AREAS COVERED: We reviewed the measurement of ADL in pediatric rare diseases and the use of video to develop at-home electronic clinical outcome assessments (eCOA) by leveraging smartphone apps and artificial intelligence-based analysis. We broadly searched PubMed using Boolean combinations of the following MeSH terms 'Rare Diseases,' 'Quality of Life,' 'Activities of Daily Living,' 'Child,' 'Video Recording,' 'Outcome Assessment, Healthcare,' 'Intellectual disability,' and 'Genetic Diseases, Inborn.' Non-controlled vocabulary was used to include human pose estimation in movement analysis.

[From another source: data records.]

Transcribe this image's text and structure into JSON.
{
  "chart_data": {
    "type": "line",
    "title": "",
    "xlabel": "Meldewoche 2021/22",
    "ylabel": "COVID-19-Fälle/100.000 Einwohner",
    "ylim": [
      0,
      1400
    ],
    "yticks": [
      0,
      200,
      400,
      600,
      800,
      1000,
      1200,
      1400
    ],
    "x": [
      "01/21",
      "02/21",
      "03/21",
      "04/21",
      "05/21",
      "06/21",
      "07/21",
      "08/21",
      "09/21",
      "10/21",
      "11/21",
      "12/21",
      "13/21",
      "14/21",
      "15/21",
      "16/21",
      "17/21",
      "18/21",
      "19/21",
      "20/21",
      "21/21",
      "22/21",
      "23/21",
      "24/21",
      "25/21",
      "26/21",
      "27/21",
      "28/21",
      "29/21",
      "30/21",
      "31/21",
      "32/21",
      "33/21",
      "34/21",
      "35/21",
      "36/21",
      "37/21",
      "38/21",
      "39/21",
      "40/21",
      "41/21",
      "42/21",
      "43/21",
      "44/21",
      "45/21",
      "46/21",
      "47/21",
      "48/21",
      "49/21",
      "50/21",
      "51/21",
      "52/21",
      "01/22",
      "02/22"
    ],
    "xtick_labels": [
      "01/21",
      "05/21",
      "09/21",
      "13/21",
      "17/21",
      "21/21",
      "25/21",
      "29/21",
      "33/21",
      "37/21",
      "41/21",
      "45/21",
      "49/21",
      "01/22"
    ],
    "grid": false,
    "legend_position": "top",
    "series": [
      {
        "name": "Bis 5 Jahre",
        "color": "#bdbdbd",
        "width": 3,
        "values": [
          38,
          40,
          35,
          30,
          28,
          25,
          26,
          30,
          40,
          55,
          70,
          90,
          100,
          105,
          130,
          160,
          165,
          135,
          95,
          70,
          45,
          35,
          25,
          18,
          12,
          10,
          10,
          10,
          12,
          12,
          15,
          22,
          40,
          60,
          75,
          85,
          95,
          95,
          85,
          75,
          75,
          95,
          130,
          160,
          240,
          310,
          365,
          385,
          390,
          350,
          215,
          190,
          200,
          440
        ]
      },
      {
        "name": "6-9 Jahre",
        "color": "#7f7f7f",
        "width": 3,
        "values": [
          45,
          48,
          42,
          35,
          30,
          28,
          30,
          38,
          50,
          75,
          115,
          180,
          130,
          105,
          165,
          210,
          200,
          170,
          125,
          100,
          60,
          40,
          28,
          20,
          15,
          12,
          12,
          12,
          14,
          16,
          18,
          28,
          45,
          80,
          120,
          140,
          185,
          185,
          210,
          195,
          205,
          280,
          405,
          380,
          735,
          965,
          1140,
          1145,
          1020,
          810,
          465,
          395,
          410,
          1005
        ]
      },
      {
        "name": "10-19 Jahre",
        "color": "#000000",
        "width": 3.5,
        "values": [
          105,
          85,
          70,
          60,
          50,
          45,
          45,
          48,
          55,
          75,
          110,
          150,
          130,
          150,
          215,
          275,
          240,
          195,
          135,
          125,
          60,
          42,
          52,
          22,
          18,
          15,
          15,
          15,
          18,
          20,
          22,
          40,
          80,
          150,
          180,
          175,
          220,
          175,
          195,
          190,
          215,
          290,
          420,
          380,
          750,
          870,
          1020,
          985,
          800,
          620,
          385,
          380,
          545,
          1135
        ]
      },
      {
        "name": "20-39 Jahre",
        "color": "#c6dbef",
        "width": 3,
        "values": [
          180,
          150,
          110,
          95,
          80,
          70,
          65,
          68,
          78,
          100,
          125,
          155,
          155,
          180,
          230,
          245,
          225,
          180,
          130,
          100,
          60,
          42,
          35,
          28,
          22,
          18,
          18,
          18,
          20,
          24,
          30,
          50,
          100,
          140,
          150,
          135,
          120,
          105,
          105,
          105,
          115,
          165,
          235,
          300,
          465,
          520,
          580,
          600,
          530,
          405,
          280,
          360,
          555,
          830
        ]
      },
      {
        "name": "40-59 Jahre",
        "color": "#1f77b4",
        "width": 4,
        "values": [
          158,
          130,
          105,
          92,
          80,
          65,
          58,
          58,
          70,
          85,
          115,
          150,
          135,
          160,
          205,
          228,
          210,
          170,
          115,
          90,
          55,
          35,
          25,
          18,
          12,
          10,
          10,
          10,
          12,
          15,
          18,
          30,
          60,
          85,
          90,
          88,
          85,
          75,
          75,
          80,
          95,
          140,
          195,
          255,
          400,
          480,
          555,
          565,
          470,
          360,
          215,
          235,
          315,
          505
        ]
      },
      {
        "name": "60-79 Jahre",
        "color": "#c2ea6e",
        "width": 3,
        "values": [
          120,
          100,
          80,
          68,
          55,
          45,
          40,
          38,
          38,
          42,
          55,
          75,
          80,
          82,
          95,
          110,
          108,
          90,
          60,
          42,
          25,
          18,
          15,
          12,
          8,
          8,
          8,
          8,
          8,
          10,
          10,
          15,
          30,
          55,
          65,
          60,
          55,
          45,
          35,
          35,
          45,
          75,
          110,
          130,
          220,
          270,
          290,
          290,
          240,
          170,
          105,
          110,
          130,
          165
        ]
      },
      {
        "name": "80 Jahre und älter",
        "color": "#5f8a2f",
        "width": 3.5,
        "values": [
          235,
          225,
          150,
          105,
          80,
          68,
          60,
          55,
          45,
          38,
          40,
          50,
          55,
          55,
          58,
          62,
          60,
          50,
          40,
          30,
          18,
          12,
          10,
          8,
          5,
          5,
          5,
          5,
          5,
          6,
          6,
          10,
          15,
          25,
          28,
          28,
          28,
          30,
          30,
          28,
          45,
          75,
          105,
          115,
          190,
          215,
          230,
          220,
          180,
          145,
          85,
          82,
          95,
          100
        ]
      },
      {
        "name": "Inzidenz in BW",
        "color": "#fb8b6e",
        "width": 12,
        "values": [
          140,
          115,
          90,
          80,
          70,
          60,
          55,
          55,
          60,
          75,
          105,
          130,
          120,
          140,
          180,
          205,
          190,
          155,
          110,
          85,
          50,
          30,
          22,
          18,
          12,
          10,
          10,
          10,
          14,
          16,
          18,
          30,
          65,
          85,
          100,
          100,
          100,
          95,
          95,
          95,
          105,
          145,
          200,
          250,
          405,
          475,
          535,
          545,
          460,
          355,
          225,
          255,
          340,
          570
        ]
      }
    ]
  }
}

EXPERT OPINION: Broad uptake of video eCOA in drug development is linked to the generation of technical and clinical validation evidence to confidently assess a patient's functional abilities. Software platforms handling video data must align with quality regulations to ensure data integrity, security, and privacy. Regulatory flexibility and optimized validation processes should facilitate video eCOA to support benefit/risk drug assessment.